(no subject)
Feb. 17th, 2026 09:10 amThis is totally random, but I've had something on my mind lately and I realized that the people who could most likely answer my questions are...on my flist!
Some context: when I was still a Christian, I spent a lot of time appreciating the tradition of religious sisters and how that was a lifestyle it was possible to pursue. It just really made me feel good to know that there was this long tradition of women who chose to pursue faith and/or education instead of wifehood/motherhood/family/sex. You could step outside of that and you had a society-sanctioned option to become a nun, spend your life in a community of other women, and sometimes pursue an education or the arts. (Obviously I don't want to idealize life in a religious community, which could be abusive or poverty-stricken as the case may be. But so could marriage!)
Judaism is SO different and more family-focused (for understandable reasons), so I've kind of been missing that, especially since I've been thinking a lot about female mystics lately for Ann Lee reasons (though I am NOT mystic in any way at all and in fact am pretty anti-mystic in both my personality and experience, I find it endlessly fascinating). Were there different points or places in Jewish history, say, pre-19th century, in which women could pursue a different kind of life? Or, even if they married, is there a mystic tradition among Jewish women? I have the vaguest ideas about Jewish mysticism, but I only know it in the context of men.
Or is there something similar in Islam? I know there are Buddhist nuns, but I know little of that either.
I've been thinking a lot about the ways that female mystics in Christianity are both honored and seen as operating within a well-established tradition but also always dangerous and threatening to the power structure and the ways in which they kind of teeter between something that the masculine authorities approve of because they can use it (mostly to prove the power of God) and want to tamp down on because it threatens them, and how the women themselves are just concerned about their relationship with God and sometimes other women, and how complicated all that is. It's just really rich, and I've sort of wanted to write some speculative fiction inspired by it, but I want to draw from wider sources than just Christian ones and I don't know where to start!
I want to be clear that I'm looking for women operating within a patriarchal religion. Obviously there have been women religious figures throughout history--priestesses, shamans, etc.--who wielded great power, both religious and otherwise. Lots of that up to the present day in indigenous religions! And they are super interesting! I want to learn more about them at some point! But right now I'm looking for women who are inhabiting that weird place where them devoting their life to a religion with a male power structure is sanctioned by the larger society, but what they do with that might not be. And women whose experience of that religion is distinctly more mystical/untamed/transcendent than most people's. Give me some women who are married to the divine!
Some context: when I was still a Christian, I spent a lot of time appreciating the tradition of religious sisters and how that was a lifestyle it was possible to pursue. It just really made me feel good to know that there was this long tradition of women who chose to pursue faith and/or education instead of wifehood/motherhood/family/sex. You could step outside of that and you had a society-sanctioned option to become a nun, spend your life in a community of other women, and sometimes pursue an education or the arts. (Obviously I don't want to idealize life in a religious community, which could be abusive or poverty-stricken as the case may be.

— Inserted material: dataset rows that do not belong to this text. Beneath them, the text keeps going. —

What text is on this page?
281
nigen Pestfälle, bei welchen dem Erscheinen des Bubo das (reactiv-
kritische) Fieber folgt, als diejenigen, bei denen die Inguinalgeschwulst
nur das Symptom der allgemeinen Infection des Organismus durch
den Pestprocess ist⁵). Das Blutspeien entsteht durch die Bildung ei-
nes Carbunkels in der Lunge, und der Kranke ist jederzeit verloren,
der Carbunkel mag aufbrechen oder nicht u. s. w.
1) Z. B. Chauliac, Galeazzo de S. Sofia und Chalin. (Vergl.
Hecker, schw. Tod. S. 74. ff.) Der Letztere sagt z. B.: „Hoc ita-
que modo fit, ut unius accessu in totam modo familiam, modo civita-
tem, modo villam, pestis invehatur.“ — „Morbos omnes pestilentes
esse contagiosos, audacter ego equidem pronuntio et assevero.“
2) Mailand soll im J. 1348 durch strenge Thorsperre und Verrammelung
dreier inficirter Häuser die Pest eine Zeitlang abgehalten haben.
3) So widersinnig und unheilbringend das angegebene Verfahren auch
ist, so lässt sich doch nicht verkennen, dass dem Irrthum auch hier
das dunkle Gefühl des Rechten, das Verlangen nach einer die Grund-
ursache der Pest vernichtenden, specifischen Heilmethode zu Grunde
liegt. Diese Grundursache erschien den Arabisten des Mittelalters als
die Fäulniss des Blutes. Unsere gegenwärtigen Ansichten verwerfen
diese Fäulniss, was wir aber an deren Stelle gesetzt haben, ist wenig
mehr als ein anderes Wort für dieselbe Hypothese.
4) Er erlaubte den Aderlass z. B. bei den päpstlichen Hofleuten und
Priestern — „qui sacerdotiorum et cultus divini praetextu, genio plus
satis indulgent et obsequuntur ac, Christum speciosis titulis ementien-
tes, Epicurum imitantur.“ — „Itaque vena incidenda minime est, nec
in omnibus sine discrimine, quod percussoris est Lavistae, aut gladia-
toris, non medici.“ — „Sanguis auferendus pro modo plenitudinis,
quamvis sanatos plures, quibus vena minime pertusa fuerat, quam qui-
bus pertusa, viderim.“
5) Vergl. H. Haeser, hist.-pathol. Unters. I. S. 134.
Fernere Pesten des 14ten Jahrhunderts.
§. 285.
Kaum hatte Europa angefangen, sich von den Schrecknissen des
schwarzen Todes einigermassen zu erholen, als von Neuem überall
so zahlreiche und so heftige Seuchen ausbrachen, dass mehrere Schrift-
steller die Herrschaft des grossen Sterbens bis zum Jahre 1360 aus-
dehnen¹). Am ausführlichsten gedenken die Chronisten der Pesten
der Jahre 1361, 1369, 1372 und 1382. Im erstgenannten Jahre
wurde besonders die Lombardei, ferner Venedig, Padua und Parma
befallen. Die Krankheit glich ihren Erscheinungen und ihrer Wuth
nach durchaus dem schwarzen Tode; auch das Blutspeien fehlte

But so could marriage!)
Judaism is SO different and more family-focused (for understandable reasons), so I've kind of been missing that, especially since I've been thinking a lot about female mystics lately for Ann Lee reasons (though I am NOT mystic in any way at all and in fact am pretty anti-mystic in both my personality and experience, I find it endlessly fascinating). Were there different points or places in Jewish history, say, pre-19th century, in which women could pursue a different kind of life? Or, even if they married, is there a mystic tradition among Jewish women? I have the vaguest ideas about Jewish mysticism, but I only know it in the context of men.
Or is there something similar in Islam? I know there are Buddhist nuns, but I know little of that either.
I've been thinking a lot about the ways that female mystics in Christianity are both honored and seen as operating within a well-established tradition but also always dangerous and threatening to the power structure and the ways in which they kind of teeter between something that the masculine authorities approve of because they can use it (mostly to prove the power of God) and want to tamp down on because it threatens them, and how the women themselves are just concerned about their relationship with God and sometimes other women, and how complicated all that is. It's just really rich, and I've sort of wanted to write some speculative fiction inspired by it, but I want to draw from wider sources than just Christian ones and I don't know where to start!
I want to be clear that I'm looking for women operating within a patriarchal religion. Obviously there have been women religious figures throughout history--priestesses, shamans, etc.--who wielded great power, both religious and otherwise. Lots of that up to the present day in indigenous religions! And they are super interesting! I want to learn more about them at some point! But right now I'm looking for women who are inhabiting that weird place where them devoting their life to a religion with a male power structure is sanctioned by the larger society, but what they do with that might not be. And women whose experience of that religion is distinctly more mystical/untamed/transcendent than most people's. Give me some women who are married to the divine!